A list of integers that contains the feature indexes for which that user had a value.
A list of numbers that contains the values of each of the features mentioned in #2 above.
My question is, how can I take these two columns, create two sparse matrices, and subsequently join them together to get one, full, sparse Pyspark matrix? Ideally it would look like this:
+---+----+----+----+------+----+----+----+----+---+---
| 1 | 2 | 3 | 4 | ... |405 |406 |407 |408 |409|...
+---+----+----+----+------+----+----+----+----+---+---
| 0 | 13 | 0 | 0 | ... | 0 | 0 | 0 | 6 | 0 |...
| 0 | 0 | 0 | 9 | ... | 0 | 0 | 0 | 0 | 0 |...
| 0 | 0 | 0 | 1.0| ... | 3 | 0 | 0 | 0 | 0 |...

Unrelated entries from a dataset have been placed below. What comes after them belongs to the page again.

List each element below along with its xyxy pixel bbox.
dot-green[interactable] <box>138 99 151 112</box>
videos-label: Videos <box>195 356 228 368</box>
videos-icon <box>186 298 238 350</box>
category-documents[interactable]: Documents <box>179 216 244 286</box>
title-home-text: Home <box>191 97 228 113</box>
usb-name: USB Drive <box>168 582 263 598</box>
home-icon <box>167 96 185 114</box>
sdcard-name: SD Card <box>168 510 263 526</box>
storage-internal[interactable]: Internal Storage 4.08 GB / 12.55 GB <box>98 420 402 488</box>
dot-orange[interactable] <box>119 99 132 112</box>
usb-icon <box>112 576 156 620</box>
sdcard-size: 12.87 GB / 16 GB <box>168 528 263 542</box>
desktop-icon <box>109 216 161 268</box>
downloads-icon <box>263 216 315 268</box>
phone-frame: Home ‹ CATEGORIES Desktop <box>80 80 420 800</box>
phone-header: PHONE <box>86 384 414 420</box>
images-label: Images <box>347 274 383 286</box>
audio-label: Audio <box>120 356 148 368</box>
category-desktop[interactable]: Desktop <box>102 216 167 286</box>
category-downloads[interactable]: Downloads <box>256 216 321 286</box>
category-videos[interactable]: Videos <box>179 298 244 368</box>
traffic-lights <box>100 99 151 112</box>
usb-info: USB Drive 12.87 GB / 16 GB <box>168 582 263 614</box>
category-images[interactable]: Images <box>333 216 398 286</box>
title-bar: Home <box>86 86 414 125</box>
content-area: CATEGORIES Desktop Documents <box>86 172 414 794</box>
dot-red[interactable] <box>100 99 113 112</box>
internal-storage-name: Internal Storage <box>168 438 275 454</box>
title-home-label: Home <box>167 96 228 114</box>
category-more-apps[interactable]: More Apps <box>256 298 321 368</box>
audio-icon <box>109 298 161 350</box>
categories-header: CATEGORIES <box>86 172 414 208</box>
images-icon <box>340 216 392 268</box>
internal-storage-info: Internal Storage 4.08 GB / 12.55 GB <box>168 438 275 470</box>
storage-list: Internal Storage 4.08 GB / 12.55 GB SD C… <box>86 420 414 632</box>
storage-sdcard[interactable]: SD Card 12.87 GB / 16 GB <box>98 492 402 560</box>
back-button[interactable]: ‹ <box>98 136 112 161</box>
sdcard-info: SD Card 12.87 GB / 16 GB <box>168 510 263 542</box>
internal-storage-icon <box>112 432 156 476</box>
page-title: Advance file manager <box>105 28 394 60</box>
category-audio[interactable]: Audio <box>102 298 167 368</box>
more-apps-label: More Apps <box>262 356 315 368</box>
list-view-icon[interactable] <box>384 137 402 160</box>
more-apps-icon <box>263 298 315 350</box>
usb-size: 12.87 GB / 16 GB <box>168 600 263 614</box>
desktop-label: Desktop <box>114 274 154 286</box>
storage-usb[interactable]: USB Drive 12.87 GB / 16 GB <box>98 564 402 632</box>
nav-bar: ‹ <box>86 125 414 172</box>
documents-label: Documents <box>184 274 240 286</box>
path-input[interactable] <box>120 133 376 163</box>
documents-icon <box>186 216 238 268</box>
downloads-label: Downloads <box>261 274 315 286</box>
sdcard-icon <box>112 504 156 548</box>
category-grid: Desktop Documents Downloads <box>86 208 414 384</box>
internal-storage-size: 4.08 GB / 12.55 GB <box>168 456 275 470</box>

| 0 | 0 | 0 | 1.0| ... | 3 | 0 | 0 | 0 | 0 |...
I have reviewed the Spark documentation for PolynomialExpansion located here but it doesn't cover this particular issue. I have also tried to apply the SparseVector class which is documented here, but this seems to be useful for only one vector rather than a data frame of vectors.
Is there an effective way to accomplish this?